Dienstag, 5. Mai 2009

Oktopus und Schlange

Wie uns von unseren Bekannten aus Richards Bay, die in PE wohnen, empfohlen, haben wir uns in der Pine Lodge in Port Elisabeth (PE) für 3 Tage niedergelassen. Die Pine Lodge ist eine Art Hochzeits-/Seminarressort, das halt auch eine Campsite hat. Eine merkwürdige Kombination aus Campsite, Chalets und Seminarräumlichkeiten aber ganz nett und unmittelbar hinter den Dünen mit Zugang zum Strand gelegen. Wir wurden gewarnt, dass der Strand nachts nicht sicher ist und schon einiges Unerfreuliches dort passiert ist. Unter Tags sollte es aber OK sein. Da Jürgen gestern erstmals erfolgreich geangelt hat wollte er es am nächsten Tag nochmals versuchen. Als er dann gegen Abend alleine am Strand angelnd Schüsse gehört hat sind ihm die warnenden Worte von der Tante an der Rezeption wieder eingefallen und er hat schleunigst zusammengepackt und ist zum Womo zurückgekehrt.
Am nächsten Tag wurden wir von Pat und Mac, den Bekannten aus Richards Bay, abgeholt und in PE herumgeführt. PE ist eine interessante, freundliche und saubere Stadt mit einer tollen Sea- Promenade, schönen alten Gebäuden und viel zu vielen interessanten Dingen zu tun und sehen. Wir haben auch das WM Stadion gesehen, dass gerade im Fertigwerden ist. Übrigens, die Tickets für die WM Spiele sind, trotz der verhältnismäßig geringen Preise für Einheimische, eher Ladenhüter und es gibt noch mehr als genug Karten. Vielen Südafrikanern ist die WM ziemlich Wurst und sie würden nicht einmal mit einer Freikarte hingehen. Soccer ist halt das Spiel der (weniger finanzkräftigen) Schwarzen. In Bloomfontein hat uns ein Südafrikaner erzählt, dass sein Bruder eine Security Firma hat, die auch bei der WM im Einsatz sein wird. Die werden dann alle Bekannten sowieso gratis einlassen. Er wird`s auch noch rausfinden.
Der Tag mit Pat und Mac war sehr nett und wir haben Bereiche angesteuert, wo wir sonst nie hingekommen wären. Ein sehr netter Tag mit Freunden!! Übrigens, die Sache mit den Schüssen hat sich dabei auch aufgeklärt; hinter den Dünen hat sich ein Schießplatz befunden.
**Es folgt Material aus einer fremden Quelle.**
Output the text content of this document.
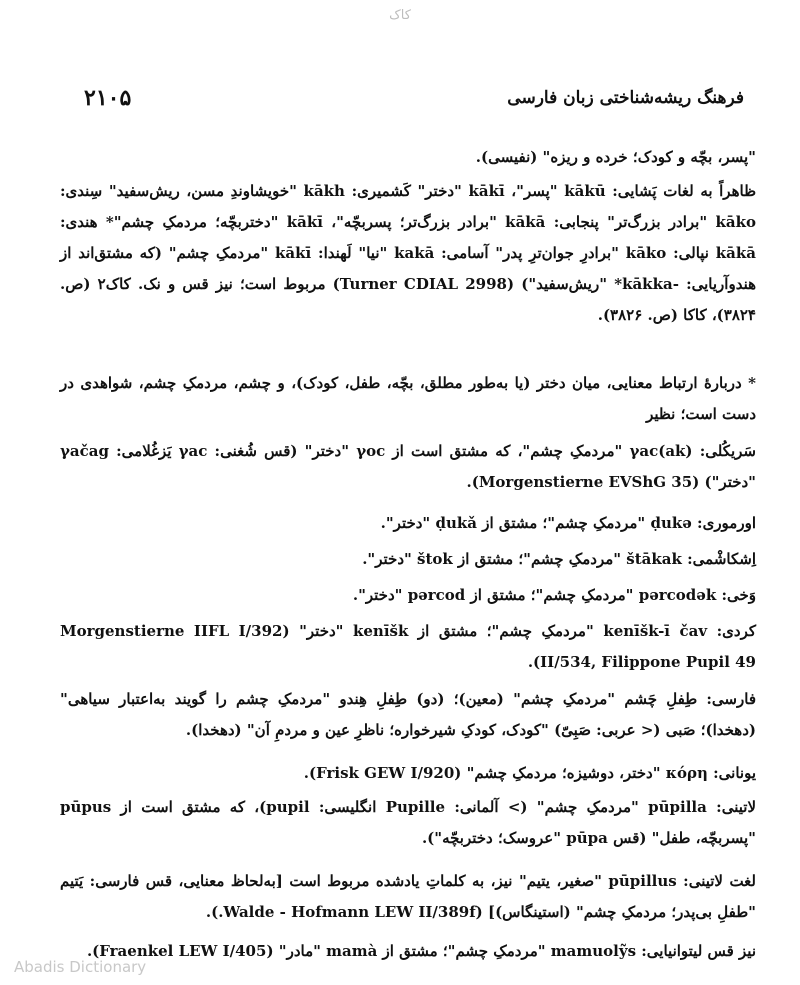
کاک
فرهنگ ریشه‌شناختی زبان فارسی
۲۱۰۵

"پسر، بچّه و کودک؛ خرده و ریزه" (نفیسی).

ظاهراً به لغات پَشایی: kākū "پسر"، kākī "دختر" کَشمیری: kākh "خویشاوندِ مسن، ریش‌سفید" سِندی: kāko "برادر بزرگ‌تر" پنجابی: kākā "برادر بزرگ‌تر؛ پسربچّه"، kākī "دختربچّه؛ مردمکِ چشم"* هندی: kākā نپالی: kāko "برادرِ جوان‌ترِ پدر" آسامی: kakā "نیا" لَهندا: kākī "مردمکِ چشم" (که مشتق‌اند از هندوآریایی: -kākka* "ریش‌سفید") (Turner CDIAL 2998) مربوط است؛ نیز قس و نک. کاک۲ (ص. ۳۸۲۴)، کاکا (ص. ۳۸۲۶).

* دربارهٔ ارتباط معنایی، میان دختر (یا به‌طور مطلق، بچّه، طفل، کودک)، و چشم، مردمکِ چشم، شواهدی در دست است؛ نظیر

سَریکُلی: γac(ak) "مردمکِ چشم"، که مشتق است از γoc "دختر" (قس شُغنی: γac یَزغُلامی: γačag "دختر") (Morgenstierne EVShG 35).

اورموری: ḍukə "مردمکِ چشم"؛ مشتق از ḍukǎ "دختر".

اِشکاشْمی: štākak "مردمکِ چشم"؛ مشتق از štok "دختر".

وَخی: pərcodək "مردمکِ چشم"؛ مشتق از pərcod "دختر".

کردی: kenīšk-ī čav "مردمکِ چشم"؛ مشتق از kenīšk "دختر" (Morgenstierne IIFL I/392 II/534, Filippone Pupil 49).

فارسی: طِفلِ چَشم "مردمکِ چشم" (معین)؛ (دو) طِفلِ هِندو "مردمکِ چشم را گویند به‌اعتبار سیاهی" (دهخدا)؛ صَبی (< عربی: صَبِیّ) "کودک، کودکِ شیرخواره؛ ناظرِ عین و مردمِ آن" (دهخدا).

یونانی: κόρη "دختر، دوشیزه؛ مردمکِ چشم" (Frisk GEW I/920).

لاتینی: pūpilla "مردمکِ چشم" (> آلمانی: Pupille انگلیسی: pupil)، که مشتق است از pūpus "پسربچّه، طفل" (قس pūpa "عروسک؛ دختربچّه").

لغت لاتینی: pūpillus "صغیر، یتیم" نیز، به کلماتِ یادشده مربوط است [به‌لحاظ معنایی، قس فارسی: یَتیم "طفلِ بی‌پدر؛ مردمکِ چشم" (استینگاس)] (Walde - Hofmann LEW II/389f.).

نیز قس لیتوانیایی: mamuolỹs "مردمکِ چشم"؛ مشتق از mamà "مادر" (Fraenkel LEW I/405).

Abadis Dictionary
Weiter ging es dann am nächsten Tag nach Jeffreys Bay (kurz und liebevoll J-Bay genannt), dem Surfparadies (es gehört weltweit zu den Top 5 Surfgebieten) von Südafrika. Trotz der späten Ankunft wurde es noch ziemlich ereignisreich. Zuerst wurde noch von Eva beim Strandspaziergang ein Oktopus gesichtet und gefangen, der dann von Kilian stolz allen Passanten gezeigt wurde. Als Jürgen die Feuerstelle für das abendliche Lagerfeuer herrichten wollte, hat er eine kleine Schlange vorgefunden. Diese wurde mit der Grillzange in einen Kübel verfrachtet und dann so weit wie möglich weggebracht (vermutlich handelte es sich um einen ungefährliche „braune Hausschlange“). Schlangen sind wie Gemüse kein geeignetes Grillgut (Ergänzung zum Blog-Spezial zum Thema Grillen).
Die Campsite liegt direkt am Meer und ist zur Zeit nicht gerade voll belegt, aber gut ausgeleuchtet und eben, ohne zu viele Hindernisse (Sträucher). Dies haben wir uns – auf Initiative unserer Jungs – zunutze gemacht und bei Flutlicht noch einen gemeinsamen Abendkick gemacht. Der Enthusiasmus und die Ausdauer, die beide zum Kicken entdeckt haben sind sehenswert!!! Zur Zeit sitzen wir am Lagerfeuer und genießen das Knistern des Feuers und das Rauschen des Meeres – vermutlich werden wir hier noch einen Tag anhängen.